In this vein, some people name the Brown vs. Board of Education decision for the dismissal of over 30,000 teachers in the US South, but not enough name the mechanisms of white supremacy in that dismissal. Superintendents and governors at the time didn’t have to dismiss licensed teachers and principals from their workplaces. But they replaced these educators with often-unlicensed white educators because they, too, understood the power of teacher diversity. When we couple these dismissals with white flight, we get a clearer picture of why the works of Derrick Bell, Kimberlé Crenshaw, and so many other legal scholars create an important lens for our work as educators.
Critical race theory is about you, too. It’s about all of us.
Many private higher education institutions have less to fear than public counterparts, which might make one think that they can take bolder steps and stand firm in their espoused commitments from only four years ago. Not necessarily. Also, while public universities have seen governors demolish DEI programs over the last year with little retribution, many public-school policymakers have turned their attention to “science of X” propaganda and further from culturally responsive curricula. Of course, research suggests a plethora of benefits from making broad changes in how we think about literacy, but people prefer to talk up phonics and decoding. As if. While policymakers wave the learning loss flag at Black and Latinx communities, this curricular retrenchment feels less like a pendulum swing and more like a generational pivot from a small spark in 2020.

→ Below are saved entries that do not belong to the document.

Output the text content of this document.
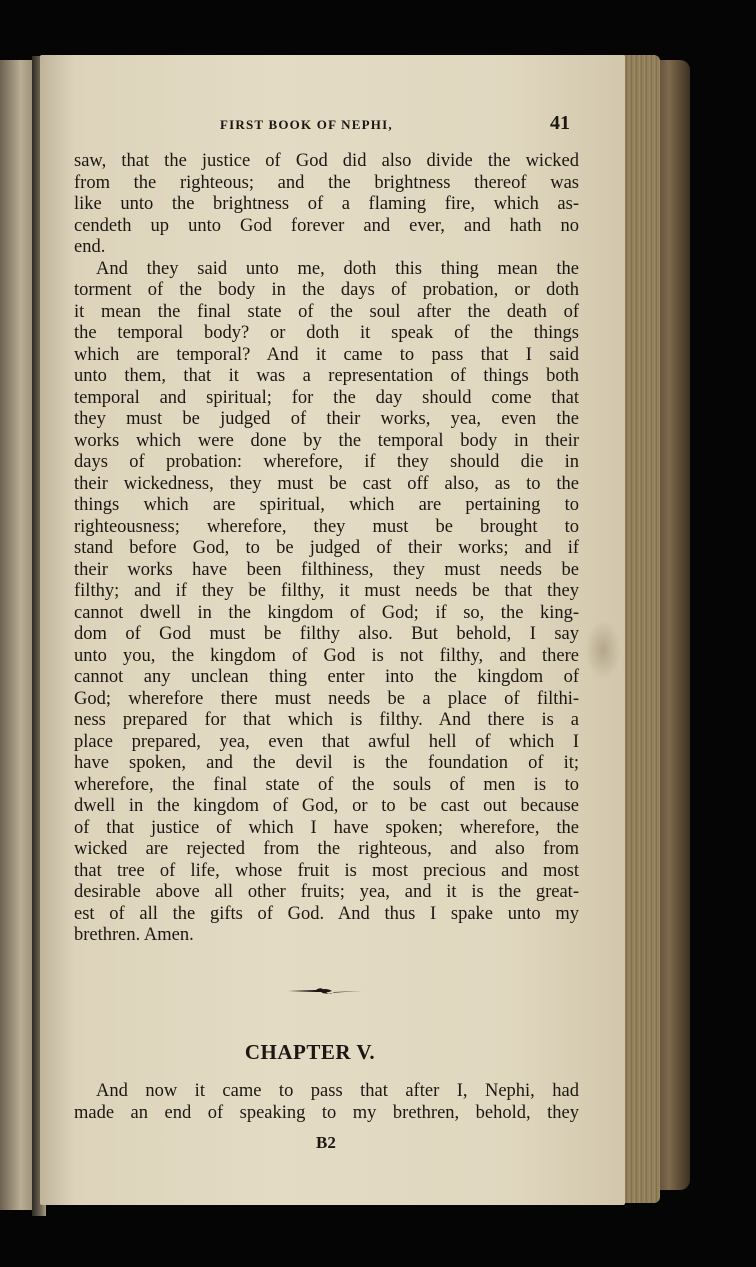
FIRST BOOK OF NEPHI,	41
saw, that the justice of God did also divide the wicked
from the righteous; and the brightness thereof was
like unto the brightness of a flaming fire, which as-
cendeth up unto God forever and ever, and hath no
end.
And they said unto me, doth this thing mean the
torment of the body in the days of probation, or doth
it mean the final state of the soul after the death of
the temporal body? or doth it speak of the things
which are temporal? And it came to pass that I said
unto them, that it was a representation of things both
temporal and spiritual; for the day should come that
they must be judged of their works, yea, even the
works which were done by the temporal body in their
days of probation: wherefore, if they should die in
their wickedness, they must be cast off also, as to the
things which are spiritual, which are pertaining to
righteousness; wherefore, they must be brought to
stand before God, to be judged of their works; and if
their works have been filthiness, they must needs be
filthy; and if they be filthy, it must needs be that they
cannot dwell in the kingdom of God; if so, the king-
dom of God must be filthy also. But behold, I say
unto you, the kingdom of God is not filthy, and there
cannot any unclean thing enter into the kingdom of
God; wherefore there must needs be a place of filthi-
ness prepared for that which is filthy. And there is a
place prepared, yea, even that awful hell of which I
have spoken, and the devil is the foundation of it;
wherefore, the final state of the souls of men is to
dwell in the kingdom of God, or to be cast out because
of that justice of which I have spoken; wherefore, the
wicked are rejected from the righteous, and also from
that tree of life, whose fruit is most precious and most
desirable above all other fruits; yea, and it is the great-
est of all the gifts of God. And thus I spake unto my
brethren. Amen.
CHAPTER V.
And now it came to pass that after I, Nephi, had
made an end of speaking to my brethren, behold, they
B2
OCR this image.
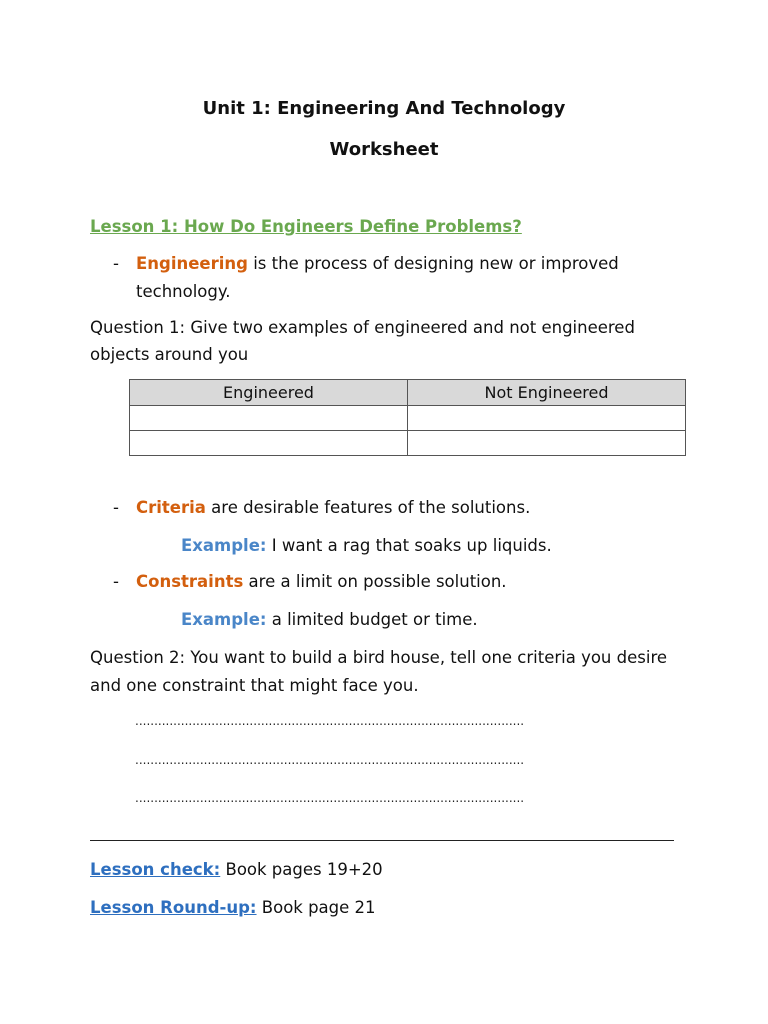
Unit 1: Engineering And Technology
Worksheet
Lesson 1: How Do Engineers Define Problems?
- Engineering is the process of designing new or improved
technology.
Question 1: Give two examples of engineered and not engineered
objects around you
Engineered	Not Engineered

- Criteria are desirable features of the solutions.
Example: I want a rag that soaks up liquids.
- Constraints are a limit on possible solution.
Example: a limited budget or time.
Question 2: You want to build a bird house, tell one criteria you desire
and one constraint that might face you.
......................................................................................................
......................................................................................................
......................................................................................................
Lesson check: Book pages 19+20
Lesson Round-up: Book page 21
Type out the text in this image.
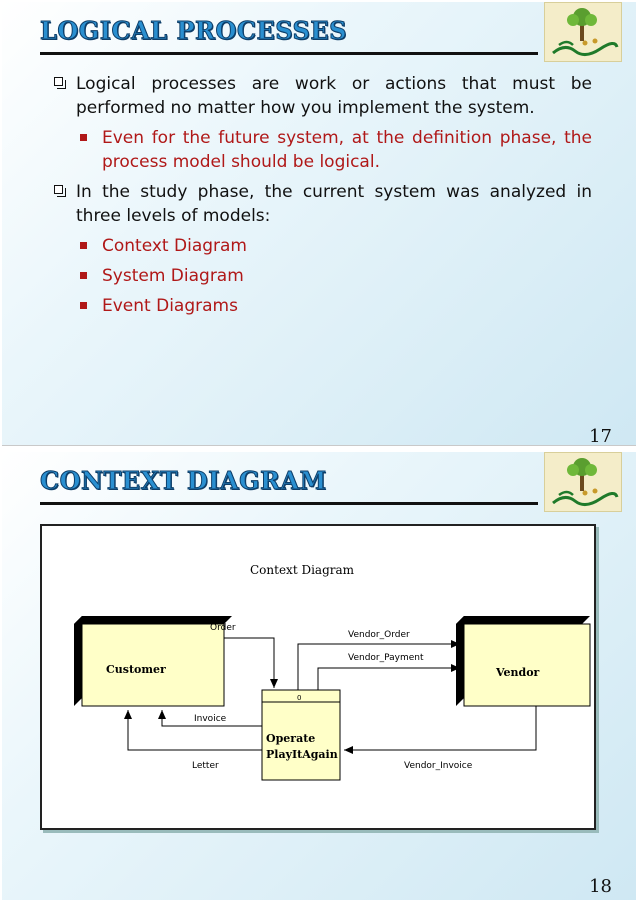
LOGICAL PROCESSES
Logical processes are work or actions that must be performed no matter how you implement the system.
Even for the future system, at the definition phase, the process model should be logical.
In the study phase, the current system was analyzed in three levels of models:
Context Diagram
System Diagram
Event Diagrams
17
CONTEXT DIAGRAM
Context Diagram
Customer	Vendor
0
Operate
PlayItAgain
Order
Invoice
Letter
Vendor_Order
Vendor_Payment
Vendor_Invoice
18
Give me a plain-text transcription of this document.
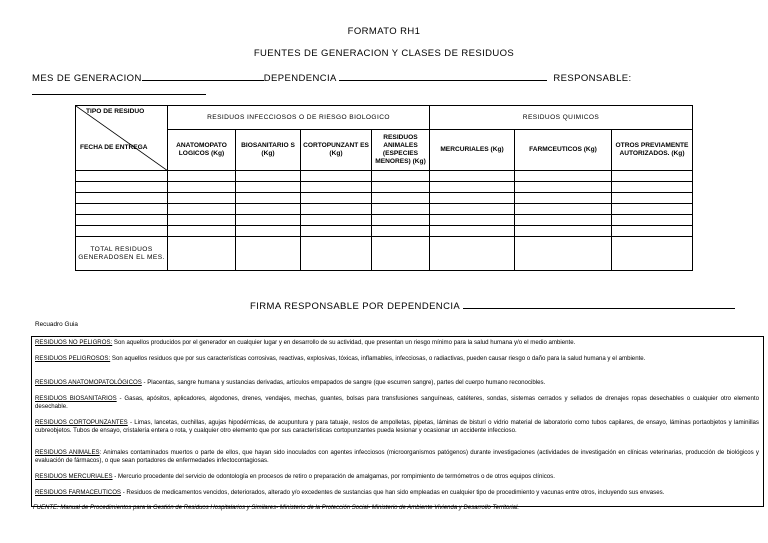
FORMATO RH1
FUENTES DE GENERACION Y CLASES DE RESIDUOS
MES DE GENERACION	DEPENDENCIA	RESPONSABLE:
TIPO DE RESIDUO
FECHA DE ENTREGA	RESIDUOS INFECCIOSOS O DE RIESGO BIOLOGICO				RESIDUOS QUIMICOS		
	ANATOMOPATO LOGICOS (Kg)	BIOSANITARIO S (Kg)	CORTOPUNZANT ES (Kg)	RESIDUOS ANIMALES (ESPECIES MENORES) (Kg)	MERCURIALES (Kg)	FARMCEUTICOS (Kg)	OTROS PREVIAMENTE AUTORIZADOS. (Kg)

TOTAL RESIDUOS GENERADOSEN EL MES.							
FIRMA RESPONSABLE POR DEPENDENCIA
Recuadro Guia
RESIDUOS NO PELIGROS: Son aquellos producidos por el generador en cualquier lugar y en desarrollo de su actividad, que presentan un riesgo mínimo para la salud humana y/o el medio ambiente.
RESIDUOS PELIGROSOS: Son aquellos residuos que por sus características corrosivas, reactivas, explosivas, tóxicas, inflamables, infecciosas, o radiactivas, pueden causar riesgo o daño para la salud humana y el ambiente.
RESIDUOS ANATOMOPATOLÓGICOS - Placentas, sangre humana y sustancias derivadas, artículos empapados de sangre (que escurren sangre), partes del cuerpo humano reconocibles.
RESIDUOS BIOSANITARIOS - Gasas, apósitos, aplicadores, algodones, drenes, vendajes, mechas, guantes, bolsas para transfusiones sanguíneas, catéteres, sondas, sistemas cerrados y sellados de drenajes ropas desechables o cualquier otro elemento desechable.
RESIDUOS CORTOPUNZANTES - Limas, lancetas, cuchillas, agujas hipodérmicas, de acupuntura y para tatuaje, restos de ampolletas, pipetas, láminas de bisturí o vidrio material de laboratorio como tubos capilares, de ensayo, láminas portaobjetos y laminillas cubreobjetos. Tubos de ensayo, cristalería entera o rota, y cualquier otro elemento que por sus características cortopunzantes pueda lesionar y ocasionar un accidente infeccioso.
RESIDUOS ANIMALES: Animales contaminados muertos o parte de ellos, que hayan sido inoculados con agentes infecciosos (microorganismos patógenos) durante investigaciones (actividades de investigación en clínicas veterinarias, producción de biológicos y evaluación de fármacos), o que sean portadores de enfermedades infectocontagiosas.
RESIDUOS MERCURIALES - Mercurio procedente del servicio de odontología en procesos de retiro o preparación de amalgamas, por rompimiento de termómetros o de otros equipos clínicos.
RESIDUOS FARMACEUTICOS - Residuos de medicamentos vencidos, deteriorados, alterado y/o excedentes de sustancias que han sido empleadas en cualquier tipo de procedimiento y vacunas entre otros, incluyendo sus envases.
FUENTE: Manual de Procedimientos para la Gestión de Residuos Hospitalarios y Similares- Ministerio de la Protección Social- Ministerio de Ambiente Vivienda y Desarrollo Territorial.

Instead of fighting for an inclusive set of curricula and pedagogies for every student, policymakers have gone more narrow to make these vital institutions more chaotic and less secure. We learned the wrong lessons from school shutdowns.
Thus, the malcontents understand how deeply America holds its ideological traditions. All of them. In invoking race among other identity-based structures, they sense that a large swath of America won’t fight back, even if it means that institutions like schools, libraries, and colleges must crumble in front of them. The policymakers, institutional presidents, and other engaged citizens can’t keep throwing their red muletas at these charges and, every time they attack an institution, yell “¡OLE!”
It’s about time for us to learn how to fight the bull. Or at least call out its excrements.